2.Bölge Adliye Mahkemesinin 04.09.2023 tarihli ek kararı ile; davacı vekilinin muhtıra tebliğine rağmen temyiz başvuru harcı ile Yargıtay gidiş-dönüş ve tebliğ giderlerini süresinde yatırmaması nedeniyle 6100 sayılı Hukuk Muhakemeleri Kanunu'nun (6100 sayılı Kanun) 372 nci ve 344 üncü maddeleri gereğince temyiz talebinden vazgeçmiş sayılmasına karar vermiştir. (Ek karar temyiz edilmemiştir.)
V. TEMYİZ
A. Temyiz Yoluna Başvuranlar
Bölge Adliye Mahkemesinin yukarıda belirtilen kararına karşı davalı erkek temyiz isteminde bulunmuştur.
B. Temyiz Sebepleri
Davalı erkek temyiz dilekçesinde özetle; boşanmaya neden olan olaylarda davacının kusurlu olduğunu, müvekkilinin kusurunun bulunmadığını, tebligatların usulsüz olduğunu, davacının maddî ve manevî tazminat taleplerinin reddi gerektiğini, ayrıca miktarlarının fahiş olduğunu, davacı yararına hükmedilen nafakanın fahiş olduğunu ve kabul edilebilir olmadığını belirterek hükmün tamamı yönünden temyiz yoluna başvurmuştur.
C. Gerekçe
1. Uyuşmazlık ve Hukuki Nitelendirme
Uyuşmazlık; kadının boşanma davasının kabulü şartlarının oluşup oluşmadığı, kusur belirelemsi, tazminatlar, nafakalar noktasında toplanmaktadır.
2. İlgili Hukuk
6100 sayılı Kanun'un 369 uncu maddesinin birinci fıkrası ile 370 ve 371 inci maddeleri. 4721 sayılı Kanun’un 166 ncı, 169 uncu, 174 üncü, 182 nci ve 330 uncu maddeleri.
3. Değerlendirme
1.Bölge Adliye Mahkemelerinin nihai kararlarının bozulması 6100 sayılı Kanun'un 371 inci maddesinde yer alan sebeplerden birinin varlığı hâlinde mümkündür.
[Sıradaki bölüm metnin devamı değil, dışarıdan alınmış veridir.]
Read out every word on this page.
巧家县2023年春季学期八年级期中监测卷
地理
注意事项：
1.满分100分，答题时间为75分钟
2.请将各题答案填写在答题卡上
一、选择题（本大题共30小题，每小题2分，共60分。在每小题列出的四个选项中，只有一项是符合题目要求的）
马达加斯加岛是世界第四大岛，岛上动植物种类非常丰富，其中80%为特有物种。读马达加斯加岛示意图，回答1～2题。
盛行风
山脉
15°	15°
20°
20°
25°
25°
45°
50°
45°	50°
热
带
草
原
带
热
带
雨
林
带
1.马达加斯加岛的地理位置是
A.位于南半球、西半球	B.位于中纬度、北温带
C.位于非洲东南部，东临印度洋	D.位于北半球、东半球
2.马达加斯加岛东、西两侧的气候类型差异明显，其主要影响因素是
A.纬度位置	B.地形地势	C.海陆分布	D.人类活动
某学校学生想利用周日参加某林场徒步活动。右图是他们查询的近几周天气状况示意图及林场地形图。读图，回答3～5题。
2.Temyizen incelenen karar, tarafların karşılıklı iddia ve savunmalarına, dayandıkları belgelere, uyuşmazlığa uygulanması gereken hukuk kuralları ile hukuki ilişkinin nitelendirilmesine, dava şartlarına, yargılama ve ispat kuralları ile kararda belirtilen gerekçelere göre usul ve kanuna uygun olup davalı erkek tarafından temyiz dilekçesinde ileri sürülen nedenler kararın bozulmasını gerektirecek nitelikte görülmemiştir.
VI. KARAR
Açıklanan sebeplerle;
Temyiz olunan Bölge Adliye Mahkemesi kararının 6100 sayılı Kanun'un 370 inci maddesinin birinci fıkrası uyarınca ONANMASINA,
Aşağıda yazılı temyiz giderinin temyiz edene yükletilmesine,
Dosyanın İlk Derece Mahkemesine, kararın bir örneğinin Bölge Adliye Mahkemesine gönderilmesine,
25.09.2024 tarihinde oy birliğiyle karar verildi.